Can I sue my employer for not letting me get medical attention? 13 Answers as of July 12, 2013I injured my back (not work related) and went to work. After I got to work my back started to hurt more and I had numbness in my right leg. I asked my employer if I could got the hospital and he refused to let me go at that time. I asked serveral more times telling him that I need medical attention now. About 4 to 5 hours later he let me leave. Can I sue? and how long do I have to file a law sue?
Lacy Fields, Attorney at Law, LLC | Lacy Fields
Let's assume you can sue. What are your damages? For a lawsuit you must show that someone was negligent and that negligence caused you damages. Without a doctor to say that somehow your boss's delay made your injury worse, you don't really have a negligence case. If you have any further questions, feel free to contact my office.
Answer Applies to: Missouri
Law Office of Corey D. Bryan | Corey D. Bryan
Can you? Yes, would you be successful? Probably no. Your employer is not liable for injuries not incurred during the course of your employment. Typically the statute of limitations for this type of action is 2 years but it depends on what State you live in as it differs State to State.

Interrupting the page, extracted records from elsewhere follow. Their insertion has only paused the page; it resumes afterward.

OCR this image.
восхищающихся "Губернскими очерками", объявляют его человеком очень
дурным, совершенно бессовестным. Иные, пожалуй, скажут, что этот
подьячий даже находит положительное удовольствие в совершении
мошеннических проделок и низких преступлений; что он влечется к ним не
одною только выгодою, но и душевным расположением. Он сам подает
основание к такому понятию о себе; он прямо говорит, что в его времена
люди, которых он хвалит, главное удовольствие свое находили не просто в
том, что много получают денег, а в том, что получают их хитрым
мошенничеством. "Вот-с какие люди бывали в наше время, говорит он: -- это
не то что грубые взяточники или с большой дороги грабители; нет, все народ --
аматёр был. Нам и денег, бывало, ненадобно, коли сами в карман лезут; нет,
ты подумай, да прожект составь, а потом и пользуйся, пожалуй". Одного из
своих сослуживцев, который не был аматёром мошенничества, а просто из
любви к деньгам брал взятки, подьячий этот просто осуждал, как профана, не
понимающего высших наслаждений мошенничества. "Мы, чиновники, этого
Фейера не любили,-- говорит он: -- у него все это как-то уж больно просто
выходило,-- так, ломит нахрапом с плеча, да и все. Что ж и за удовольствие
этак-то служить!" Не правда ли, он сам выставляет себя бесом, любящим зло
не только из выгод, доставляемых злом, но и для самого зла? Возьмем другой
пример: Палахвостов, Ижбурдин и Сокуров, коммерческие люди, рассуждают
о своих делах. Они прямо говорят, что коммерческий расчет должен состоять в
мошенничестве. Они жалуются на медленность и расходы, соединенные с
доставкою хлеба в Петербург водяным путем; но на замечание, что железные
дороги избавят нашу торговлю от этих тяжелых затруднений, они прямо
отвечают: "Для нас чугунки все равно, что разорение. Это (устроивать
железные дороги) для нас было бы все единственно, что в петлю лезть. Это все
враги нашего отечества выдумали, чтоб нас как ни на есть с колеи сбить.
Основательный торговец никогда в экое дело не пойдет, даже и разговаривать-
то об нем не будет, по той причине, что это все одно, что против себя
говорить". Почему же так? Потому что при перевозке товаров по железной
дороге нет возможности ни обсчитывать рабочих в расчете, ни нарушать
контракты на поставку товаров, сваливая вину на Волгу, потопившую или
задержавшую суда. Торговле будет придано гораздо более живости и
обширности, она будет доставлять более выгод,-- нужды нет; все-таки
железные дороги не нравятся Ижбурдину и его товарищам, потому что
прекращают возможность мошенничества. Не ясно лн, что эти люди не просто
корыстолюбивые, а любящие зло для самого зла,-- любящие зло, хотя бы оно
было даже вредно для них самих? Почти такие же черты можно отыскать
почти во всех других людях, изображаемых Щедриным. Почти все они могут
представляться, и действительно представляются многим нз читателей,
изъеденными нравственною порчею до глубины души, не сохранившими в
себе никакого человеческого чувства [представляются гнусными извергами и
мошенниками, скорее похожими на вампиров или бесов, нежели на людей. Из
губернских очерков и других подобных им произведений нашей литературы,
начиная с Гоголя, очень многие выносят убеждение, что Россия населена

Answer Applies to: Alabama
Ewusiak & Roberts, P.A. | Christopher J. Roberts
Possibly. I see two primary questions: 1) did you suffer a much worse injury due to the several hour delay in treatment (this would determine the extent of your damages, which are an essential component of any negligence claim), and 2) did the employer have reason to know that delaying your treatment may cause you such an injury. It is not per se unreasonable for an employer to want its employee to work an entire shift. However, an employer should never put an employee at risk of physical harm simply due to a desire to get a full day's work out of him or her. How long you have to sue depends entirely on your jurisdiction. Most states allow negligence claims to be brought within 1 year to as long as 4 years after an accident. You should talk to a lawyer in your area to determine your specific limitations period, and to flesh out more details of your claim to determine if you have a potential right to recovery.
Answer Applies to: Florida
Law Office of Russell D. Gray, PC | Russell D. Gray
If you were injured on the job (whether directly or because your injury got worse due to not going to the doctor) your only recourse is through workers compensation. However, because you were injured prior to going to work and had not sought medical attention, you may have a difficult time showing that workers compensation would apply. You need to talk to a workers compensation attorney. Also, if your original injury was caused through someone else's fault, you might have a claim against that other person. Otherwise there may not be anything an attorney could do for you.
Answer Applies to: Utah
David F. Stoddard | David F. Stoddard
I do not believe you have a viable suit. The only law that I am aware of that applies is the Family medical Leave Act. I f you have worked there for a year, and they have 15 or more employees, then you have a right to be absent from work for a serious medical condition. This is generally defined as a condition that requires you to be out for three or more days, or that requires on going treatment from a doctor. While your injury might meet one of those definitions, unless he fired you for being out for your medical condition, I feel you have no case. If your condition cannot be cured because you were not allowed medical attention until you finished your shift, you might have a case. Otherwise, even if your employer technically violated the FMLA, you have no damages.